どうしてもうまくいかない場合は、保健医療スタッフに授乳姿勢や、抱き方、乳首を吸わせるタイミングなどを見てもらうとよいでしょう。抱き方や、含ませ方も大事ですが、赤ちゃんがお母さんのおっぱいをたくさん吸って、吸う事に慣れてもらうのが一番大事ですので、根気よく吸わせてみてください。

乳首をくわえてもすぐに離す場合

乳首が硬いときにみられます。何口か吸って、嫌そうな顔をして乳首をはなすのもこの場合にみられる赤ちゃんの様子です。肩や足腰を温めて体の循環を良くするとおっぱい自体も緩んできます。

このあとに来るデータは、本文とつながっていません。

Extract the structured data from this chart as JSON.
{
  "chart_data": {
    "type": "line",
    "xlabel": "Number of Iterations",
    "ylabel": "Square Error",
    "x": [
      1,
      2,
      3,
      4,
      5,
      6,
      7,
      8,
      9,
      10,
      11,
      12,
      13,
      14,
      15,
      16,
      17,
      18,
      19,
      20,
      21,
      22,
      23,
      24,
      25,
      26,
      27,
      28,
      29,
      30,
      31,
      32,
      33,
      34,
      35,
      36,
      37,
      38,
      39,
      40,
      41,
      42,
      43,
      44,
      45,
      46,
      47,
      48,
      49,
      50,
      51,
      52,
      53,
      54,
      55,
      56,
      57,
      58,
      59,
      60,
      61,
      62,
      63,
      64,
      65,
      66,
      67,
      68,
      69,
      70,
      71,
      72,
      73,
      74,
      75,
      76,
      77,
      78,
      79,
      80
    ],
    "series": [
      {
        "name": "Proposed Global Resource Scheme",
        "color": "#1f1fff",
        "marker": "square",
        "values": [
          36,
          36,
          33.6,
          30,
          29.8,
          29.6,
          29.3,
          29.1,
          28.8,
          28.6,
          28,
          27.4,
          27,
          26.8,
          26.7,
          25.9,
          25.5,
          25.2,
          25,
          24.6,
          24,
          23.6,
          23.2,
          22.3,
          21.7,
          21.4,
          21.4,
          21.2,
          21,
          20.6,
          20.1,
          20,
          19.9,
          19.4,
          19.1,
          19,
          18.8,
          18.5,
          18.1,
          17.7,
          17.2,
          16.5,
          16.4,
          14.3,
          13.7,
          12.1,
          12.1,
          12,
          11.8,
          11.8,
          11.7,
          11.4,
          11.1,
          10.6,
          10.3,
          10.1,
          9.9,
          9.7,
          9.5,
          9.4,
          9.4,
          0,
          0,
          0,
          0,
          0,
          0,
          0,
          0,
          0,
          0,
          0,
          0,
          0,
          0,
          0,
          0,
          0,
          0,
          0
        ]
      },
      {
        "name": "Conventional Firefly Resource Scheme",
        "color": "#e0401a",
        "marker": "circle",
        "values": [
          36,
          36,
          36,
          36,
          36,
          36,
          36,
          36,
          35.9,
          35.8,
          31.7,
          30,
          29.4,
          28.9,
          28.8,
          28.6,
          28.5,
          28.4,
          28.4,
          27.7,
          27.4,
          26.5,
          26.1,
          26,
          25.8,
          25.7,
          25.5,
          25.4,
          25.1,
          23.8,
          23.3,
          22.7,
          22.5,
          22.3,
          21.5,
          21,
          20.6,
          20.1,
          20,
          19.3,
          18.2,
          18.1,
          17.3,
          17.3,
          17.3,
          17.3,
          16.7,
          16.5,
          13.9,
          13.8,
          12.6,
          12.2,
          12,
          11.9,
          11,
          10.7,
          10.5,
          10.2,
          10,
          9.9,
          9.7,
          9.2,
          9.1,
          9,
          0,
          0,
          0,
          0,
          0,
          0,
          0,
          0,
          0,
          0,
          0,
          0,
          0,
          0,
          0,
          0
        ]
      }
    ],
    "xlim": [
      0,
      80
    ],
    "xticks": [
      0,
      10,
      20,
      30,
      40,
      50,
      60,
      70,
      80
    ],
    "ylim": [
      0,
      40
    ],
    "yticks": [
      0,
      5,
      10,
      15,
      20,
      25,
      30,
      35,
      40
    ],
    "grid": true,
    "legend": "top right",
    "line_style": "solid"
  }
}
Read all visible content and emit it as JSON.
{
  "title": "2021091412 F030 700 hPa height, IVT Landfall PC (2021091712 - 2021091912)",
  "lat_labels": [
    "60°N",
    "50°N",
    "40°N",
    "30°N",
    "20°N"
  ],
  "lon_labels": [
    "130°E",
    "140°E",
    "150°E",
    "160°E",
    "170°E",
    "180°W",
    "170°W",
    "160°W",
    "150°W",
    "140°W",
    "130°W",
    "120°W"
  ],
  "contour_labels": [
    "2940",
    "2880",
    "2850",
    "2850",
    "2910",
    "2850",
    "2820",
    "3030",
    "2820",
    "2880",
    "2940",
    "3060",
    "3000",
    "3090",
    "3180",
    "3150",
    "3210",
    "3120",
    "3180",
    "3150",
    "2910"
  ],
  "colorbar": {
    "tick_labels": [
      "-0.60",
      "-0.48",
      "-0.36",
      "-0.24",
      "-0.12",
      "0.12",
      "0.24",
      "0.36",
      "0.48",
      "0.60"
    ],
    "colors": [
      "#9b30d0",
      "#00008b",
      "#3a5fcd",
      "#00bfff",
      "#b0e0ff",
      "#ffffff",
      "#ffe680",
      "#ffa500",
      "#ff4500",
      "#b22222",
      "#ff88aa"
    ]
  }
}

どうしても硬いような時は少しだけ搾乳をして乳輪を柔らかくしてから授乳してもいいでしょう。このときあまり絞りすぎないように気をつけましょう。また、カロリーの高いものを多く食べると、おっぱいが張りすぎてこのような状態になりますので気をつけましょう。

上記の困った症状 3、4、5の場合

乳頭混乱を起こしている可能性があります。乳頭混乱とは、母乳を吸うときの吸い方と人工乳を飲むときの吸い方が全く異なるので、赤ちゃんが吸い方に迷ってしまうことです。このような症状は、人工乳の哺乳瓶の吸い方に慣れてしまい、乳首をうまく吸えなくなってしまっている場合におこる可能性がありますので、気長に根気よくおっぱいを吸わせ続けることが大切です。

赤ちゃんの様子をみながら、お口が充分に開いて、舌がペロペロと出てくるようになったらお口の真ん中に乳首を入れるつもりで赤ちゃんを引き寄せてあげましょう。舌が出ないうちに乳首を入れてもおっぱいに吸いつく事はできません。根気よく、一回ずつ吸う回数が増えていく位の感覚でおっぱいをあげていきましょう。